A Wisconsin Dells native whose loss of a coin flip kept him off the plane that dropped the atomic bomb on Hiroshima has died in Albuquerque, N.M., at the age of 92.
Leon D. Smith left UW-Madison as a student and was drafted into the Army in 1943. Two years later, he was an electrical engineer and one of three "weaponeers" on the Pacific island of Tinian preparing the atomic bombs "Little Boy" and "Fat Man" for delivery.
He played an integral part in assembling the bombs that ended the war, having transferred from the Army to the Army Air Force after suffering extensive hearing loss. The transfer and his UW-Madison background in electrical engineering placed him on the Manhattan Project, where he was assigned to the Army Air Force's 509th Composite Group, specifically training to deliver the atomic bomb.
That sent him to Yale, Harvard and finally to the Massachusetts Institute for Technology, according to news obituaries published this week in the Albuquerque Journal and a Sandia National Laboratories bulletin.
Smith would tell the story many times: After a series of secret tests dropping bomb cases, he and two other weaponeers were relocated to the Pacific. For the Aug. 6 mission, Smith and Morris Jeppson flipped a coin to decide who would travel on the B-29 Enola Gay to Hiroshima.
The three men flipped coins to decide who would monitor the first atomic bombs on the Hiroshima and Nagasaki missions. Jeppson flew on the Enola Gay for the Hiroshima mission, Phil Barnes rode in Bockscar for the Nagasaki mission and Smith flew to Iwo Jima as backup for those missions in case one of the others could not perform his task. A weaponeer was required to go on the flights to connect the bomb to the aircraft wiring system and move it from safe to armed.
Smith designed and built the highly complex electronic flight test box units that monitored the bombs inside the planes. The next year, post-war, Smith flew inside Dave's Dream and armed the atomic bomb that was dropped on Bikini Atoll in the Pacific as part of Operation Crossroads.
(That B-29 was piloted by another Wisconsin native and UW-Madison student, Maj. Woodrow Swancutt. Swancutt was well known on campus as the winner of two NCAA boxing championships.)

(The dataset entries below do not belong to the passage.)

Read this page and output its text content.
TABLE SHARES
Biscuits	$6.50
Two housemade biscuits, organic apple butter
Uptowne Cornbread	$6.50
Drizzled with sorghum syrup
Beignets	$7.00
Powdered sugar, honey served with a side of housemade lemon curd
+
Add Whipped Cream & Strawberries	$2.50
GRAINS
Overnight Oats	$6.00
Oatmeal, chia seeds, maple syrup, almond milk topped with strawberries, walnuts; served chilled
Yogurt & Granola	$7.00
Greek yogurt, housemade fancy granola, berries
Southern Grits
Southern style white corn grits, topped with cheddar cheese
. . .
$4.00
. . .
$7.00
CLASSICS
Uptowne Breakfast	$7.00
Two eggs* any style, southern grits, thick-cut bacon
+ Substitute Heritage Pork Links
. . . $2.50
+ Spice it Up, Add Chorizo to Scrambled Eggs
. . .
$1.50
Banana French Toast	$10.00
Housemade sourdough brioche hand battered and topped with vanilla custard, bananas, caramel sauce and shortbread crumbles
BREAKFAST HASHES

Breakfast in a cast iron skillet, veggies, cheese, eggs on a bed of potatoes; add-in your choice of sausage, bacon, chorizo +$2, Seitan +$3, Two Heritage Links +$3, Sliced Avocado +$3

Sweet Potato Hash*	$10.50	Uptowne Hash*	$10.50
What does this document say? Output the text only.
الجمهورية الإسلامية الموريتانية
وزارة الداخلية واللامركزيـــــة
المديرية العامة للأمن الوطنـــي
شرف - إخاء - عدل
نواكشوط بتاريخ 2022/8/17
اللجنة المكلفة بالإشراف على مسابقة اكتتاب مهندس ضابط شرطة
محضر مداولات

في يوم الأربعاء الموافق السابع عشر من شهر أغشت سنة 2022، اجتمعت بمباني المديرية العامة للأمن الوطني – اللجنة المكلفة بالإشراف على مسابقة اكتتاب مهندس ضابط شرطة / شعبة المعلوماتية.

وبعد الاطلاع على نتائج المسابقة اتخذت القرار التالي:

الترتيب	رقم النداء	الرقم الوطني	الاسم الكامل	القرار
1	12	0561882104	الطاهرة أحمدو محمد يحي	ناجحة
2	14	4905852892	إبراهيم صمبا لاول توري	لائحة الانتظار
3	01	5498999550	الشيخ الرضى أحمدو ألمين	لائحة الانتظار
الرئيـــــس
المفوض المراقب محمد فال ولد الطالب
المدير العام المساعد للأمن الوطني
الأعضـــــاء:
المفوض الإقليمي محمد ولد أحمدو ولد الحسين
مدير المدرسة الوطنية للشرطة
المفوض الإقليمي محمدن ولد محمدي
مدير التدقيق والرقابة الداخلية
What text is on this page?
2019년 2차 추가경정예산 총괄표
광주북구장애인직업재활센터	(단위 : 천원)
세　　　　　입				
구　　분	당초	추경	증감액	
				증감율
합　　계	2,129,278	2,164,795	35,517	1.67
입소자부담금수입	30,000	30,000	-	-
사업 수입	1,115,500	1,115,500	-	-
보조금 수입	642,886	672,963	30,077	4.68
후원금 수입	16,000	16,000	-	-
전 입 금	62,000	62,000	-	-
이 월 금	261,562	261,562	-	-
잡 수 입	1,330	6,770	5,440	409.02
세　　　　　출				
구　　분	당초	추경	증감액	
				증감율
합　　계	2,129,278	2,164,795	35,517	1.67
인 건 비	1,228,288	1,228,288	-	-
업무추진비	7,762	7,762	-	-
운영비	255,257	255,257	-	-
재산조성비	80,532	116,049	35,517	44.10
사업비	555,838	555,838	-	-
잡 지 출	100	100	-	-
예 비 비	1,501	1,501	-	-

According to UW-Madison registrar records, Smith left the university in August 1942 and returned for the fall 1946 semester. He received a B.S. in electrical engineering in March 1947. Smith went to Sandia National Laboratories in 1947 as an engineer of a bomb fuzing group. He was promoted to director in 1961.
The Baraboo News Republic contributed to this report.